Amino acids are essential not only for protein synthesis but also as a carbon and nitrogen source in the synthesis of purine and pyrimidine nucleotides, amino sugars and glutathione. L-Type amino acid transporter 1 (LAT1) is one of the transporters that is responsible for system L amino acid transporter activity (2, 3). A light chain (LAT1) constitutes the actual transporter, and a heavy chain (4F2hc, also known as CD98) serves as a chaperone for the proper recruitment of the light chain to the plasma membrane (4). LAT1 is known to be highly expressed in many tumor cell lines and primary human tumors (2, 5-8), where it has been shown to play essential roles in growth and survival. The stimulation of growth of cancer cells occurs via mammalian target of rapamycin (mTOR) (6, 7). Recent studies have shown that the expression of LAT1/4F2hc correlates with cell proliferation and angiogenesis, and LAT1/4F2hc could be a significant prognostic factor for predicting poor outcome in non-small cell lung cancer (NSCLC) (2, 8-11). However, little is known about how LAT1 is associated with the pathogenesis and development of MPM in patients.

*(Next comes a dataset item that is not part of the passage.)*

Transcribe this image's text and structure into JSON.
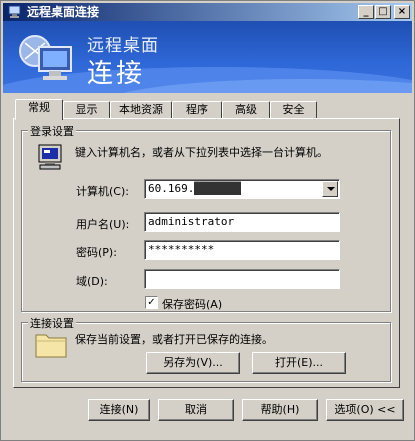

Glucose transporter (GLUT) is thought to be a possible intrinsic marker of hypoxia and the expression of GLUT has been found to be regulated by hypoxia in a hypoxia-inducible factor-1 (HIF-1)-dependent mannet (12, 13). One of the factors responsible for the up-regulation of GLUT in tumor cells is HIF-1α, which is considered to support tumor growth by the induction of angiogenesis via the expression of the vascular endothelial growth factor (VEGF) and also by anaerobic metabolic mechanisms (14). GLUT1 and GLUT3 are expressed at high levels in a variety of carcinomas (15). mTOR is a downstream component of the phosphatidylinositol-3-kinase (PI3K)/AKT pathway involved in the regulation of cell proliferation, angiogenesis and metabolism. Epidermal growth factor receptor (EGFR) is an upstream component of the PI3K/AKT/mTOR signaling pathway in human neoplasms and is overexpressed in many carcinomas. Recent experimental studies have documented that LAT1, like GLUT, is subject to regulation in hypoxia, and the overexpression of 4F2hc increased the level of GLUT1 protein with increased glucose uptake in vitro (16, 17). These results suggest that hypoxia contributes to the regulation of not only glucose but also amino acid metabolism. However, there is still no data on the relationship between LAT1, and GLUT1, hypoxia and mTOR in tumor cells.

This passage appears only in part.